Не надо напоминать, что язык у Бокшанской известный, чудовищной дальнобойности язычок. С её язычка весть о “Записках покойника” разлетается по театру, и каждому не терпится знать, что там к чему, тем более, что все прекрасно осведомлены, что Михаил Афанасьевич писатель, без сомнения, весьма даровитый, если не замечательный, и уж можно поклясться, что замечательный юморист.
Одному из первых доводится послушать Феде Михальскому, и портрет Фили Феде явным образом льстит. Затем круг приглашаемых всё расширяется и наконец захватывает непосредственно заинтересованных лиц. 22 апреля Елена Сергеевна пишет:
“Вечером — Качалов, Литовцева, Дима Качалов, Марков, Виленкин, Сахновский с женой, Ермолинский, Вильямсы, Шебалин, Мелик с Минной — слушали у нас отрывки из “Записок покойника” и смеялись. Но у меня такое впечатление, что в некоторых местах эта вещь их ошеломила...”
Мхатчиков и не может эта вещь не ошеломлять, поскольку, забавляя и веселя, бьёт по самому больному месту театра, и Качалов, задумавшись, вдруг говорит, что ведь это, братцы, про нас.
Вскоре как-то происходит, что “Дни Турбиных” с собой в Париж не берут, так что без лишних объяснений и слов становится ясным, какова его будущая писательская судьба.
С “Мининым” тоже заваривается история неприятнейшая. Большому театру ни с того ни с сего разрешают возобновить “Ивана Сусанина”, предварительно подчистивши текст. Разумеется, Большой театр не может устоять перед вполне понятным соблазном включить в свой скудеющий репертуар блистательную оперу гениального Глинки и приглашает Городецкого дать новый текст, что для “Минина” означает безмолвный запрет.
“Дорогой Борис Владимирович, диктую, потому что так мне легче работать. Вот уж месяц, как я страдаю полным нервным переутомлением. Только этим объясняется задержка ответа на Ваше последнее письмо. Со дня на день я откладывал это письмо и другие. Не было сил подойти к столу. А телеграмму давать бессмысленно, в ней нечего телеграфировать. Вы хорошо понимаете, что такое замученность, и, конечно, перестанете сердиться на меня. На горизонте возник новый фактор, это — “Иван Сусанин”, о котором упорно заговаривают в театре. Если его двинут, — надо смотреть правде в глаза, — тогда “Минин” не пойдёт. “Минин” сейчас в реперткоме. Керженцев вчера говорил со мной по телефону, и выяснилось, что он не читал окончательного варианта либретто. Вчера ему послали из Большого экземпляр... Дорогой Борис Владимирович! Вам необходимо приехать в Москву. Настойчиво ещё и ещё раз повторяю это. Вам нужно говорить с Керженцевым и Самосудом, тогда только разрешатся эти загадки-головоломки с “Мининым”..."

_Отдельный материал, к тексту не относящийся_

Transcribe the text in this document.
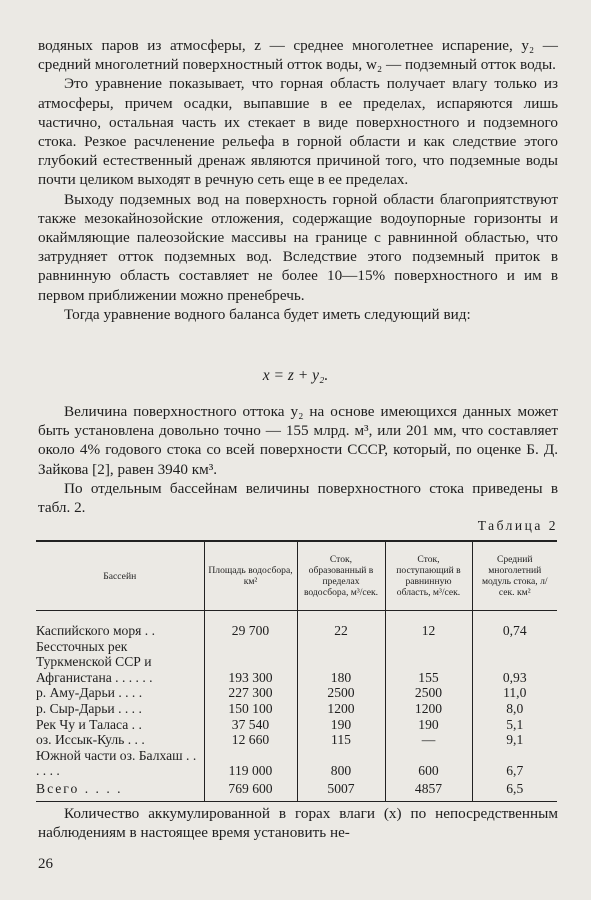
водяных паров из атмосферы, z — среднее многолетнее испарение, y₂ — средний многолетний поверхностный отток воды, w₂ — подземный отток воды.

Это уравнение показывает, что горная область получает влагу только из атмосферы, причем осадки, выпавшие в ее пределах, испаряются лишь частично, остальная часть их стекает в виде поверхностного и подземного стока. Резкое расчленение рельефа в горной области и как следствие этого глубокий естественный дренаж являются причиной того, что подземные воды почти целиком выходят в речную сеть еще в ее пределах.

Выходу подземных вод на поверхность горной области благоприятствуют также мезокайнозойские отложения, содержащие водоупорные горизонты и окаймляющие палеозойские массивы на границе с равнинной областью, что затрудняет отток подземных вод. Вследствие этого подземный приток в равнинную область составляет не более 10—15% поверхностного и им в первом приближении можно пренебречь.

Тогда уравнение водного баланса будет иметь следующий вид:

x = z + y₂.

Величина поверхностного оттока y₂ на основе имеющихся данных может быть установлена довольно точно — 155 млрд. м³, или 201 мм, что составляет около 4% годового стока со всей поверхности СССР, который, по оценке Б. Д. Зайкова [2], равен 3940 км³.

По отдельным бассейнам величины поверхностного стока приведены в табл. 2.

Таблица 2
Бассейн	Площадь водосбора, км²	Сток, образованный в пределах водосбора, м³/сек.	Сток, поступающий в равнинную область, м³/сек.	Средний многолетний модуль стока, л/сек. км²

Каспийского моря . .	29 700	22	12	0,74
Бессточных рек Туркменской ССР и Афганистана . . . . . .	193 300	180	155	0,93
р. Аму-Дарьи . . . .	227 300	2500	2500	11,0
р. Сыр-Дарьи . . . .	150 100	1200	1200	8,0
Рек Чу и Таласа . .	37 540	190	190	5,1
оз. Иссык-Куль . . .	12 660	115	—	9,1
Южной части оз. Балхаш . . . . . .	119 000	800	600	6,7
Всего . . . .	769 600	5007	4857	6,5

Количество аккумулированной в горах влаги (x) по непосредственным наблюдениям в настоящее время установить не-

26
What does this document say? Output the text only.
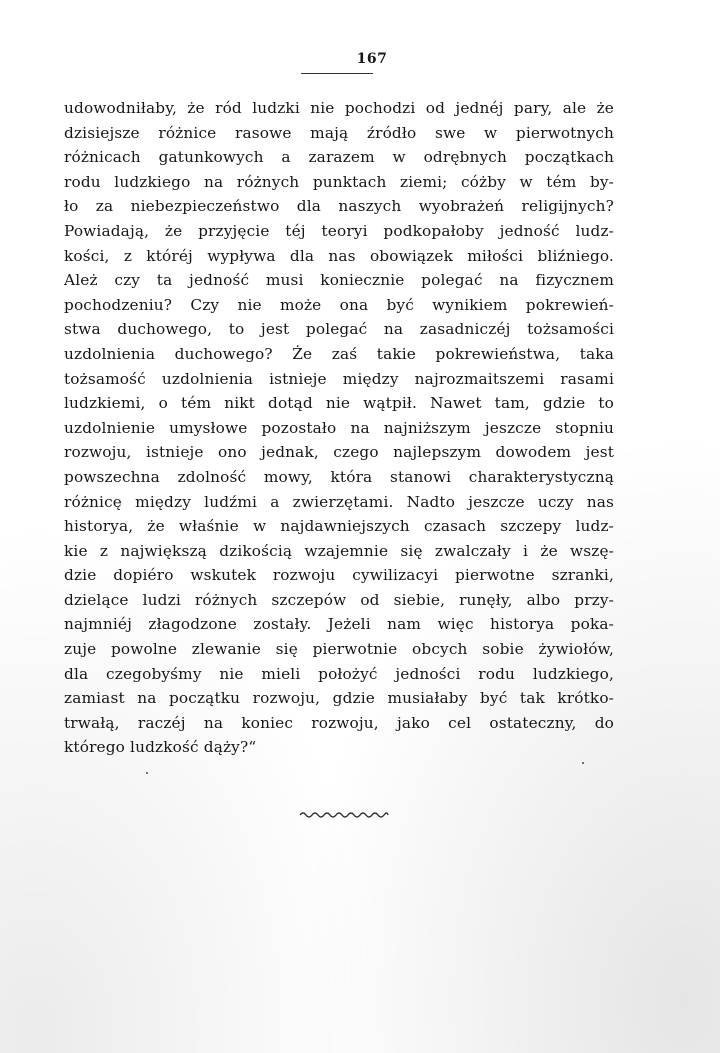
167
udowodniłaby, że ród ludzki nie pochodzi od jednéj pary, ale że
dzisiejsze różnice rasowe mają źródło swe w pierwotnych
różnicach gatunkowych a zarazem w odrębnych początkach
rodu ludzkiego na różnych punktach ziemi; cóżby w tém by-
ło za niebezpieczeństwo dla naszych wyobrażeń religijnych?
Powiadają, że przyjęcie téj teoryi podkopałoby jedność ludz-
kości, z któréj wypływa dla nas obowiązek miłości bliźniego.
Ależ czy ta jedność musi koniecznie polegać na fizycznem
pochodzeniu? Czy nie może ona być wynikiem pokrewień-
stwa duchowego, to jest polegać na zasadniczéj tożsamości
uzdolnienia duchowego? Że zaś takie pokrewieństwa, taka
tożsamość uzdolnienia istnieje między najrozmaitszemi rasami
ludzkiemi, o tém nikt dotąd nie wątpił. Nawet tam, gdzie to
uzdolnienie umysłowe pozostało na najniższym jeszcze stopniu
rozwoju, istnieje ono jednak, czego najlepszym dowodem jest
powszechna zdolność mowy, która stanowi charakterystyczną
różnicę między ludźmi a zwierzętami. Nadto jeszcze uczy nas
historya, że właśnie w najdawniejszych czasach szczepy ludz-
kie z największą dzikością wzajemnie się zwalczały i że wszę-
dzie dopiéro wskutek rozwoju cywilizacyi pierwotne szranki,
dzielące ludzi różnych szczepów od siebie, runęły, albo przy-
najmniéj złagodzone zostały. Jeżeli nam więc historya poka-
zuje powolne zlewanie się pierwotnie obcych sobie żywiołów,
dla czegobyśmy nie mieli położyć jedności rodu ludzkiego,
zamiast na początku rozwoju, gdzie musiałaby być tak krótko-
trwałą, raczéj na koniec rozwoju, jako cel ostateczny, do
którego ludzkość dąży?“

Зовёт. Надо поговорить. Однако сам едва ли тешится розовыми мечтами. И не только подолгу не подходит к столу, запуская, в какой уже раз, переписку. На улицу вновь страшится один выходить. Нет сомнения: человек до предела дошёл. Всё это видеть должны, без исключения все.
Глава тридцатая.ОПЕРА ГИБНЕТ
В ТЕ ЖЕ САМЫЕ ДНИ, словно убегая от всё густеющих ужасов жизни, он возвращается к отложенному роману, который всё ещё не имеет заглавия, пока что не решается с начала начать, как этого настоятельно требует его обновившийся и углубившийся смысл. Просматривает. Находит, что первые главы близки к завершению. Пробует на выбор читать, не самым близким, но и не самым далёким: Вильямсам, Шебалину. Имеет необыкновенный успех. Слушатели обнаруживают громадную силу, оригинальную философию, сюжет увлекательный, блестящий язык. О романе говорят целый вечер. Возвращаются в Нащокинский через день, через два, просят читать продолжение. Однажды вечером он пристраивается к столу, копается в рукописи, пытается поработать над ней, но что-то всё ещё в нём не готово. Что-то мешает ему.
Дух ли его не созрел для решающей битвы? Враждебные ли обстоятельства ополчаются против него? Вероятно, и то, и другое. Хотя обстоятельства что ж? Обстоятельства во всю жизнь не благоприятны ему.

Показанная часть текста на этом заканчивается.